Styles: lounge, jazz fusion, techno, bonsai
Others: Flying Lotus, Thundercat, Return to Forever

No better time than now. Strong words, especially coming from Zach Saginaw, the Detroit-based percussionist and producer behind Shigeto. After all, it’s hard to forget that Shigeto’s last album — 2012’s aptly-titled Lineage — took as its cover art a 1916 photograph of Saginaw’s ancestral home in pre-war Hiroshima. The choice of image was poetic: a ghostly peek back in time to a moment untouched by the war, by the internment camps, by the bomb. And indeed, these seem to be the subjects that most preoccupy Shigeto’s earlier work. But that was 2012. Welcome to 2013. And there is no better time than now.

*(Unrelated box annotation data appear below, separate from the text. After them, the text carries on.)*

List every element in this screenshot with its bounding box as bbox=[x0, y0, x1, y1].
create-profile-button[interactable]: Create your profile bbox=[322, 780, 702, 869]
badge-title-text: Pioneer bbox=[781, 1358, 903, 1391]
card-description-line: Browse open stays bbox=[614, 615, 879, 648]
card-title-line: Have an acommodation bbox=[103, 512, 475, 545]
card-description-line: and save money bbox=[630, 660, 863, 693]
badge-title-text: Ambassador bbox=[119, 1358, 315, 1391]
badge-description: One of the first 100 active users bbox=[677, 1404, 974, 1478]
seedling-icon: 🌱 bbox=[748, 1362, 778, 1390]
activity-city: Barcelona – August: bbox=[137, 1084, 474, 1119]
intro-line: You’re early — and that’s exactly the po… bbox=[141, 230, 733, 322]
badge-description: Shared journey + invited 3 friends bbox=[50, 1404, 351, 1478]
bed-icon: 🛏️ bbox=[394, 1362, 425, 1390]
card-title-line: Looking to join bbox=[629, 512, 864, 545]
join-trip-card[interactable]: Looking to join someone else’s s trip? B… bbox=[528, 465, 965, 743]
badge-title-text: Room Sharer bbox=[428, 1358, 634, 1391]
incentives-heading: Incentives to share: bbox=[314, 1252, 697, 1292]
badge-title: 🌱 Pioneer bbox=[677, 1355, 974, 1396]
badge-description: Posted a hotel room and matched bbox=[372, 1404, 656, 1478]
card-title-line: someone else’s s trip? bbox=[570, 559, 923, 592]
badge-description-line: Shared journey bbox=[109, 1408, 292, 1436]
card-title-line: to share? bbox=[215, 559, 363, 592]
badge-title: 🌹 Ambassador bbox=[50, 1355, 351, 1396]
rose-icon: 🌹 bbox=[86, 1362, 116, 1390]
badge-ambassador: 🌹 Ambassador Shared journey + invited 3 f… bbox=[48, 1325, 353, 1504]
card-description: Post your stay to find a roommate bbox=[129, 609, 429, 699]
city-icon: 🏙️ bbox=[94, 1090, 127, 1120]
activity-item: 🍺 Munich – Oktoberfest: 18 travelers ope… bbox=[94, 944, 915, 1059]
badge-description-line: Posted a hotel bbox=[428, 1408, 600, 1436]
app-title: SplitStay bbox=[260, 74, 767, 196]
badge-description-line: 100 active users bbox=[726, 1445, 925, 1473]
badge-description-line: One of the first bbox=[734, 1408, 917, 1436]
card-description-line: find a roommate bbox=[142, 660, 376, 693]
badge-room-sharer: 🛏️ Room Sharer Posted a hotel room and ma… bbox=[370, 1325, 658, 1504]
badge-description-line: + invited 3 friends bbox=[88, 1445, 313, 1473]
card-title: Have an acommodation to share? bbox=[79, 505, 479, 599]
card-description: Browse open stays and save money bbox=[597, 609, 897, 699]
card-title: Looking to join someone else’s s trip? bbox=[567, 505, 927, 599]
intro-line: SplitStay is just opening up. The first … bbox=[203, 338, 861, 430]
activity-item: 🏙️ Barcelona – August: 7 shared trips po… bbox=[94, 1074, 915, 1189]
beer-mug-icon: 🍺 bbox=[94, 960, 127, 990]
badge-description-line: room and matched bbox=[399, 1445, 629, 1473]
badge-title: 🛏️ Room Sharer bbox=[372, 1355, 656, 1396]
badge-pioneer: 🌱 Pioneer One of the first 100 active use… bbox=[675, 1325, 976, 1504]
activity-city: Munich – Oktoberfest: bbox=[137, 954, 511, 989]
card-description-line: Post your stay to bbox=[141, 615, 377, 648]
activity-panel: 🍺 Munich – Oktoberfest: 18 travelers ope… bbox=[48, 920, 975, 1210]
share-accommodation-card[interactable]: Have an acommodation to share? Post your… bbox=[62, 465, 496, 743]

What happened to Saginaw in the intervening year? Well, life it seems. The press material for No Better Time Than Now has been intent on framing the album within the narrative of a transformative year for the artist, a year punctuated with non-stop touring, the end of a relationship, and a fateful move back home from Brooklyn to Detroit. But forget all the pretext. What makes this album so remarkable is how little bearing this narrative — or indeed any narrative — seems to have on the music itself. This isn’t an album about a year in the life of Zach Saginaw. It isn’t about his previous work as Shigeto, some sort of climactic chapter in an artistic Bildungsroman. This is an album about the present. No exposition. No climax. Only a singular, glorious now.

How so? Simply put, there is an immediacy to No Better Time Than Now that few recent albums can match. It is a stunningly gorgeous, self-contained sonic universe that softly unfolds and neatly resolves itself. Opener “First Saturn Return” sets the mood from the opening moments, softly building up to a simple, unbearably lush climax. “Detroit Part 1” only builds from here, layering and layering waves of rich sound into increasingly complex rhythms and patterns, intersecting, diffusing, intertwining in an astonishing network of choreographed noise. And the album only continues to evolve. In the hands of a lesser musician, the result would have been exhausting. In Saginaw’s, it is nothing short of effortless.

Indeed, like a masterfully carved piece of woodwork, every facet of this record has been lovingly molded such that, when all’s said and done, the finished product looks completely natural. As if it grew out the ground fully formed, with Saginaw simply nurturing it on its way. There are times when the music becomes so intricate, so nuanced that the hands of the artist disappear altogether. As if the music could not have occurred in any other way. All you can do is sit back and say, “it is simply thus.”

But no art occurs in a vacuum, and No Better Time Than Now offers some hints to possible influences. The jazz-infused zen-futurism of Los Angeles-era Flying Lotus immediately comes to mind, and more than a few tracks — including the heart-rending album standout, “Miss U” — seem to recall the dulcet synthesized tones of Return to Forever. And then there are the obvious traces of Saginaw’s Detroit techno roots. Pulsing beats, clanging metalwork. And yet, Saginaw molds these sounds so fluidly that the seams never show. This is a Shigeto piece from start to finish. And it is truly something to behold.

No better time than now? Perhaps. But I have a feeling it gets even better from here.